Overcoming Challenges for Sustained Momentum
Saudia’s bullish tone is notable given the supply chain disruptions that have affected aircraft and engine availability across the industry, particularly in 2023. Von zur Muehlen has acknowledged these pressures but argued that the airline has navigated them more effectively than some regional peers by locking in long-term maintenance and procurement agreements and by sequencing fleet upgrades to avoid overreliance on any single supplier. That approach has helped Saudia keep more aircraft in service and maintain its expansion timetable, a critical factor for Vision 2030 planners who depend on predictable capacity to support tourism campaigns and investment roadshows.

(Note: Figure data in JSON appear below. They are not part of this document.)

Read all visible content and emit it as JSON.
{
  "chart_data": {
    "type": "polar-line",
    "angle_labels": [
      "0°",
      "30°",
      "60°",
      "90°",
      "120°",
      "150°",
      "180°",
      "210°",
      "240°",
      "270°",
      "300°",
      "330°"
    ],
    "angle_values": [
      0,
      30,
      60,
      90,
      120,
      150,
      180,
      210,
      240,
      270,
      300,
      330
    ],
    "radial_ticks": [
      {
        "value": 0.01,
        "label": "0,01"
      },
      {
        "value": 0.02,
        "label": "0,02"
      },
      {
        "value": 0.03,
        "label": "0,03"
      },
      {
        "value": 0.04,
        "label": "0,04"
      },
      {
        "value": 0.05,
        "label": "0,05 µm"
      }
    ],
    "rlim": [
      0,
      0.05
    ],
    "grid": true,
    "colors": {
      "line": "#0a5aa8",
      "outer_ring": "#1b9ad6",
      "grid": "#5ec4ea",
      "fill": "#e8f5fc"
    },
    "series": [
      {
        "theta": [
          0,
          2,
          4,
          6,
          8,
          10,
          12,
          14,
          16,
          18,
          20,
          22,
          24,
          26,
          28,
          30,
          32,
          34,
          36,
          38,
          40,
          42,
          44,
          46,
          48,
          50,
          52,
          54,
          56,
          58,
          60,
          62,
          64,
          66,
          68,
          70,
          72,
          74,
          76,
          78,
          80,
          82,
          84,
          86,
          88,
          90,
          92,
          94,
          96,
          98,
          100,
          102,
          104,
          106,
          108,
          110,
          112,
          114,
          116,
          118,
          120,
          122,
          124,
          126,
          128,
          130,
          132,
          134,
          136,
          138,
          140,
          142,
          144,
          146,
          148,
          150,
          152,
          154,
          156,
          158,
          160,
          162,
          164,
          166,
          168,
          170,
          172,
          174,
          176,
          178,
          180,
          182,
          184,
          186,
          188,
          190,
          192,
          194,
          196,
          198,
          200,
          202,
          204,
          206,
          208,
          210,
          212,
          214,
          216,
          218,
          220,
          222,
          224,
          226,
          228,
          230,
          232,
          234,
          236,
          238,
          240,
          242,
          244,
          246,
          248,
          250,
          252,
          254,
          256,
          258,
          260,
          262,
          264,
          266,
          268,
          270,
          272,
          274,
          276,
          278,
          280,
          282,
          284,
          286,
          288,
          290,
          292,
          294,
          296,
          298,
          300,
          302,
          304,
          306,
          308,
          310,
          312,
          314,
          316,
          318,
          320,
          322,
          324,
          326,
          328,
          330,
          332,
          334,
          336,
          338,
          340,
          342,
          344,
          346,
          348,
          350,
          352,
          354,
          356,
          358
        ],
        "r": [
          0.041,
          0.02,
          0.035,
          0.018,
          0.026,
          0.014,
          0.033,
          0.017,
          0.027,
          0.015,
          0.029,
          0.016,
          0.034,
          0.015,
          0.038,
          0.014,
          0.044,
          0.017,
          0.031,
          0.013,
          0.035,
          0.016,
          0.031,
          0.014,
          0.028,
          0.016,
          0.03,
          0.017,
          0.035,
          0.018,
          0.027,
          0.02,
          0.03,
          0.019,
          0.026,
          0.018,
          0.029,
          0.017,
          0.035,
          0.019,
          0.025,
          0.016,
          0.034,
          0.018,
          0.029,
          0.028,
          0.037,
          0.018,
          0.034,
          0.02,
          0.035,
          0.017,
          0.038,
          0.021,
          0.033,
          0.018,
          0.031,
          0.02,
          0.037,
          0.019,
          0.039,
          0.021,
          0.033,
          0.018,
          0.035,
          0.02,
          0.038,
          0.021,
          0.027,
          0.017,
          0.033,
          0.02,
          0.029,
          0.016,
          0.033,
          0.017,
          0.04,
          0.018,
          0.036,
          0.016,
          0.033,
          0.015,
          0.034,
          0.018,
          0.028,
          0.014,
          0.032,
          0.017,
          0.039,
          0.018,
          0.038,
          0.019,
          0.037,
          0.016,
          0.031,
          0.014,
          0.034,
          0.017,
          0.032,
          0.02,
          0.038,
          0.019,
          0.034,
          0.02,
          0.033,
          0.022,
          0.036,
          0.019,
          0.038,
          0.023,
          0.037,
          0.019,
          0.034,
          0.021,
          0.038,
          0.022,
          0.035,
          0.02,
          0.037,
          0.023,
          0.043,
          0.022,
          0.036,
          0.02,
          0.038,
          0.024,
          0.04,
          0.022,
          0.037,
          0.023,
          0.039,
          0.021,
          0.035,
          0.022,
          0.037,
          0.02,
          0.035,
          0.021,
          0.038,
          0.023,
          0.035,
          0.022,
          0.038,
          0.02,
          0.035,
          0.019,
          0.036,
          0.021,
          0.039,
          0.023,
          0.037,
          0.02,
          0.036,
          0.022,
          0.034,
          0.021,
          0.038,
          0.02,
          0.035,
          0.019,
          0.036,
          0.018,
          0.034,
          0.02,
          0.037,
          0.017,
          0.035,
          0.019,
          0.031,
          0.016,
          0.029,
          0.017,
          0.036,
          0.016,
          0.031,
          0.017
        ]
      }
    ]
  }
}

Workforce development is another pillar of Saudia’s strategy to sustain momentum, with the airline aligning training and recruitment programs to Vision 2030’s Saudization targets. Management has highlighted initiatives to upskill Saudi pilots, cabin crew, and ground staff, as well as technical specialists in areas such as digital operations and revenue management, so that the carrier can grow without importing all of its expertise. Von zur Muehlen has described these efforts as part of the “bullish” case for Saudia’s future, arguing that a skilled local workforce reduces exposure to geopolitical and economic shocks by anchoring critical capabilities inside the kingdom. For employees and policymakers alike, that focus on human capital suggests that the current growth phase is intended to be durable, not a short-lived surge tied only to aircraft orders.